All kinds of sounds are used as tools for healing in ancient cultures, and in more modern situations, all around the world. The Icaros of the Amazonian shaman, the gong and singing bowl of central and south-east Asia and the Didgeridoo are just a few examples. From the very beginning, our first sensory experience is the relentless rhythm of our mother’s heartbeat in the womb. So it is no wonder that we are so moved by the sound of drumming for example; drums stir up a calm we only could experience in the womb, where we were completely safe in connectedness to our mothers.
And as we move through life sound continues to pervade all facets of our experience. Even in silence, when we really begin to listen, there is sound. Sound is forever present, as much as light, and we are eternally intertwined in an intimate relationship with both. Yet sometimes, in the hustle, we don’t realise that we are not really listening. When we aren’t listening we aren’t present with the magic of creation latent in all of the sounds around us. In fact, to be present is to listen, it is to be open and receiving. It is also the door to a great world of wonder and magic that can heal us and bring us closer to the divine and all of her potential.
In recent years there have been a lot of new findings in the science of sound healing and many sound healing techniques have begun to enter mainstream awareness. This is obviously very helpful for those of us who can’t help question all of the “new-age” hype or who simply find it hard to trust blindly without evidence that this stuff might actually work! I am one of these people; I come from a science background so I definitely have a desire to know what science is saying on the subject of sound healing. Enter the British scientist and sound engineer named John Stuart Reid. Stumbling upon his research was massive for me, as many of the things I practice in my spiritual life seemed to be validated by his research. This gave me a great push in momentum to pursue my spirituality which in turn was the beginning of some major breakthroughs!

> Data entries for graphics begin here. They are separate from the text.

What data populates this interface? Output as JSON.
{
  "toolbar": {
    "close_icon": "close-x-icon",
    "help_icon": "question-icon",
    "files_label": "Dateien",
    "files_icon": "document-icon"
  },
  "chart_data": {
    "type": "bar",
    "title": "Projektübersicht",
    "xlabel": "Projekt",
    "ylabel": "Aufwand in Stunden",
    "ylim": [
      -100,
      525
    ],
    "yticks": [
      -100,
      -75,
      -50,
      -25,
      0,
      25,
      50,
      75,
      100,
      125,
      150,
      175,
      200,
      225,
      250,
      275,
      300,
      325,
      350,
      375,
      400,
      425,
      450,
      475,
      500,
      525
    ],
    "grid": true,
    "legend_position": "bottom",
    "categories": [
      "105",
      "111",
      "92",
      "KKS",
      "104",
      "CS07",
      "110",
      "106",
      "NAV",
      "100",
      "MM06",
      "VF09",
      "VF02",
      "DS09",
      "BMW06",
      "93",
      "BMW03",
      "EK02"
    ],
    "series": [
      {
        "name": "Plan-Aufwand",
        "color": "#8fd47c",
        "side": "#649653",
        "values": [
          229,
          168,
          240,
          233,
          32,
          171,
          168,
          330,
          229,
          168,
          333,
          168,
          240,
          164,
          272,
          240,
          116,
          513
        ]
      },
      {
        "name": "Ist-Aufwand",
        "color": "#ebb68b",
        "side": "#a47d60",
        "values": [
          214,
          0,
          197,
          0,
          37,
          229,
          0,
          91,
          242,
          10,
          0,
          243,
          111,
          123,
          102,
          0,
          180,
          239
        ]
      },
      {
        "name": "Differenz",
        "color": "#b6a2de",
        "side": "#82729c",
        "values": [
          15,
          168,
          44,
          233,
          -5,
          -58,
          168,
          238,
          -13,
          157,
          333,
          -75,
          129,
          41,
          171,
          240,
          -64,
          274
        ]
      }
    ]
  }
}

So what is John Stuart Reid’s research all about? Well, he is the inventor of the Cymascope, an instrument described as:
“… the first scientific instrument that can give a visual image of sound and vibration in ways previously hidden from view. When the microscope and telescope were invented they opened vistas on realms that were not even suspected to exist. The CymaScope holds the same potential as the microscope and telescope and its applications are beginning to touch a broad range of human endeavour.” – cymascope.com
John Stuart Reid has been studying Cymatics and sound healing for more than 20 years. For those of you who haven’t heard of the term cymatics, it describes the science of visualising sound. When sound encounters a membrane, like a skin or the surface of a body of water, the vibrations create geometric patterns normally invisible to the eye. The Cymascope has been a major breakthrough in helping us to visualize the geometry of sound.
Nobel Laureate, Professor Brian Josephson, after his first contact with John Stuart Reid said about the Cymascope invention:
“Having watched one of your lectures I think your discovery is going to be of great importance to the future of physics”.
The beautiful shapes formed in the Cymascope have revealed some interesting findings. Namely that specific sounds, especially sacred sounds like sounds of devotional music, for example, create sacred geometry patterns, whereas sounds with a negative emotional colour bring about more distorted patterns.
This might remind you of Dr Masaru Emoto’s experiments with water whereby samples of water were subjected to recordings of emotionally coloured words such as “love” and “hate” – the findings are of a similar nature. Now all of this may sound a little frivolous to some of you hard science heads out there but this really is the tip of the iceberg in terms of where this new science of sound is headed. Without getting caught up in too much scientific jargon, there are studies that have shown that sound can reanimate human cells that are unwell and dormant. The physical mechanism that causes this phenomenon is not yet understood but we could take a guess that it has something to do with the relationship between sound and the water in our body.
We are 70 per cent water but since water molecules are very small in comparison to most other molecules this actually translates to about 98 per cent of the number of cells in our body. That is a staggering fact. We are almost entirely made of water and Just like ripples on a pond, all of the water in our body is directly affected by the sound that it is subjected to. Now, of course, all of this science about sound healing has a long way to go before we completely understand what really is going. But, for what it’s worth, I think we should watch this space keenly. And in the meantime, maybe go out and experiment ourselves with all of the diverse types of sound healing that exist out there. Maybe something strikes a chord and maybe some healing takes place!